Knowledge turned on. The model now reads your documents before answering.
The process
Your documents get chopped into small chunks, a paragraph or two each. A computer converts each chunk into a numerical fingerprint, called an embedding. These fingerprints go into a special database.
You ask a question. The question also gets a fingerprint. The database finds the chunks whose fingerprints are closest to your question’s fingerprint. Those chunks are the ones most likely to answer the question.
The LLM receives your question with the top few chunks pasted above it. The model reads both and writes an answer based on what the chunks said. If the chunks mention your company’s refund policy, the answer mentions that policy. If nothing relevant exists in your library, the model says so.
You’ve encountered this when…
You chatted with a customer support bot on a bank or software website and it answered specifically about your account or their product. That is almost always RAG. Two years ago, those bots were scripted and useless. They got smart when RAG arrived.
A familiar example
Think about asking a colleague a policy question. If they have read the handbook recently, they answer from memory. If they haven’t, they say “hold on” and open the handbook to the right page before answering. RAG is the second behaviour. The LLM pauses, flips to the right page, reads it, then responds.

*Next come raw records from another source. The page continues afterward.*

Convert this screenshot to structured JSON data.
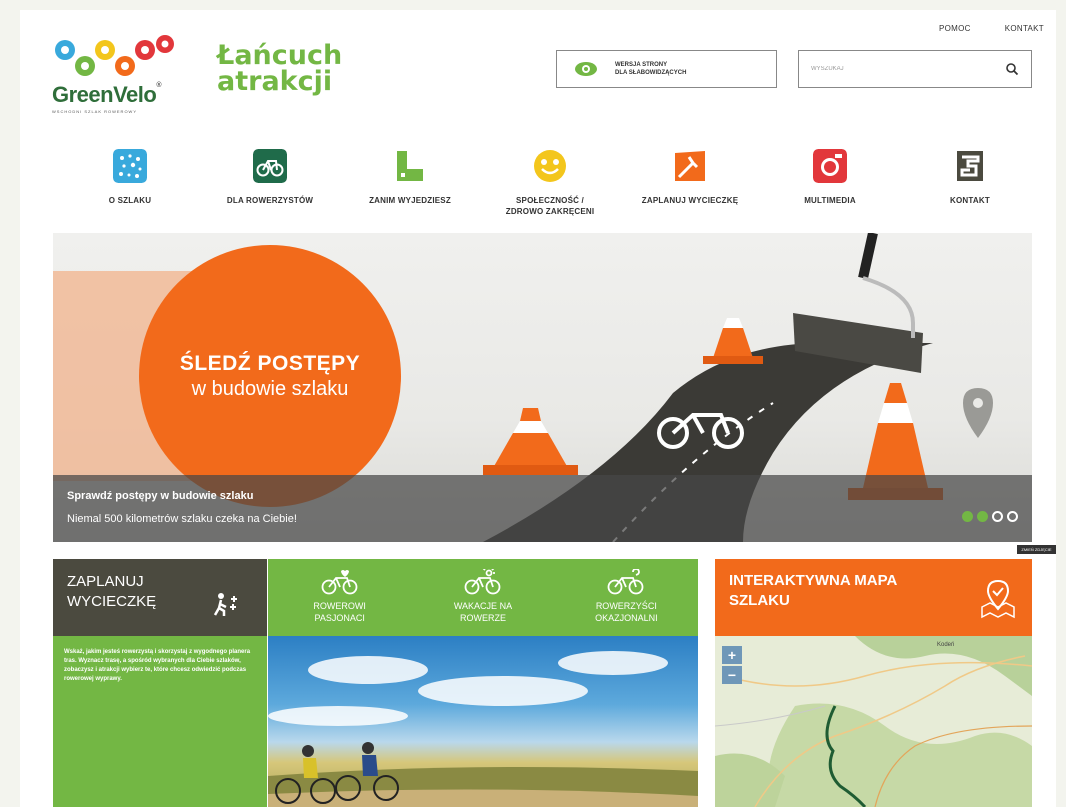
{
  "header": {
    "top_links": [
      "POMOC",
      "KONTAKT"
    ],
    "logo": {
      "brand_green": "Green",
      "brand_velo": "Velo",
      "registered": "®",
      "subtitle": "WSCHODNI SZLAK ROWEROWY"
    },
    "tagline_line1": "Łańcuch",
    "tagline_line2": "atrakcji",
    "accessibility_line1": "WERSJA STRONY",
    "accessibility_line2": "DLA SŁABOWIDZĄCYCH",
    "search_placeholder": "WYSZUKAJ"
  },
  "nav": [
    {
      "label": "O SZLAKU",
      "color": "#39a9dc",
      "icon": "dots-icon"
    },
    {
      "label": "DLA ROWERZYSTÓW",
      "color": "#1f6b4a",
      "icon": "bicycle-icon"
    },
    {
      "label": "ZANIM WYJEDZIESZ",
      "color": "#73b744",
      "icon": "boot-icon"
    },
    {
      "label": "SPOŁECZNOŚĆ /",
      "label2": "ZDROWO ZAKRĘCENI",
      "color": "#f3c61c",
      "icon": "smile-icon"
    },
    {
      "label": "ZAPLANUJ WYCIECZKĘ",
      "color": "#f26a1b",
      "icon": "map-icon"
    },
    {
      "label": "MULTIMEDIA",
      "color": "#e2373b",
      "icon": "camera-icon"
    },
    {
      "label": "KONTAKT",
      "color": "#4b4a3f",
      "icon": "phone-icon"
    }
  ],
  "hero": {
    "title": "ŚLEDŹ POSTĘPY",
    "subtitle": "w budowie szlaku",
    "caption1": "Sprawdź postępy w budowie szlaku",
    "caption2": "Niemal 500 kilometrów szlaku czeka na Ciebie!",
    "change_label": "ZMIEŃ ZDJĘCIE",
    "slides_total": 4,
    "slide_active": 2
  },
  "plan": {
    "title_line1": "ZAPLANUJ",
    "title_line2": "WYCIECZKĘ",
    "description": "Wskaż, jakim jesteś rowerzystą i skorzystaj z wygodnego planera tras. Wyznacz trasę, a spośród wybranych dla Ciebie szlaków, zobaczysz i atrakcji wybierz te, które chcesz odwiedzić podczas rowerowej wyprawy."
  },
  "cyclist_tabs": [
    {
      "line1": "ROWEROWI",
      "line2": "PASJONACI"
    },
    {
      "line1": "WAKACJE NA",
      "line2": "ROWERZE"
    },
    {
      "line1": "ROWERZYŚCI",
      "line2": "OKAZJONALNI"
    }
  ],
  "map": {
    "title_line1": "INTERAKTYWNA MAPA",
    "title_line2": "SZLAKU",
    "zoom_in": "+",
    "zoom_out": "−",
    "city_label": "Kodeń"
  },
  "colors": {
    "green": "#73b744",
    "orange": "#f26a1b",
    "dark": "#4b4a3f"
  }
}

A typical RAG system retrieves between 3 and 10 chunks per question. Each chunk is around 500 words. The LLM sees all of them plus your question, then writes the answer.
Variants include
Vector databases
The storage system where embeddings live. Pinecone, Weaviate, Qdrant, and pgvector are the common names. Most companies use one of these without thinking about it, hidden inside a product.
Reranking
A second pass after retrieval. The first pass finds 50 chunks. A smaller model scores each chunk’s relevance. The top 5 go to the LLM. Reranking improves answers noticeably on hard questions.
Graph RAG
Instead of chunks in a flat pile, the documents are arranged as a graph of connected ideas. The retrieval follows links between concepts. Better for complex questions across many documents, more work to set up.
The breaking point
RAG does not make the LLM smarter. It hands the model the right page of the textbook before asking the question. If the textbook is wrong, the answer is wrong. If the chunks miss the key paragraph, the model invents a plausible answer from the chunks it did get. Garbage in, garbage out, at the speed of a chatbot.
Your takeaway
When a company chatbot answers specifically about your account or their product, a RAG system fetched the right document a second before you saw the answer. This is the unglamorous workhorse behind most “smart” AI features in production today.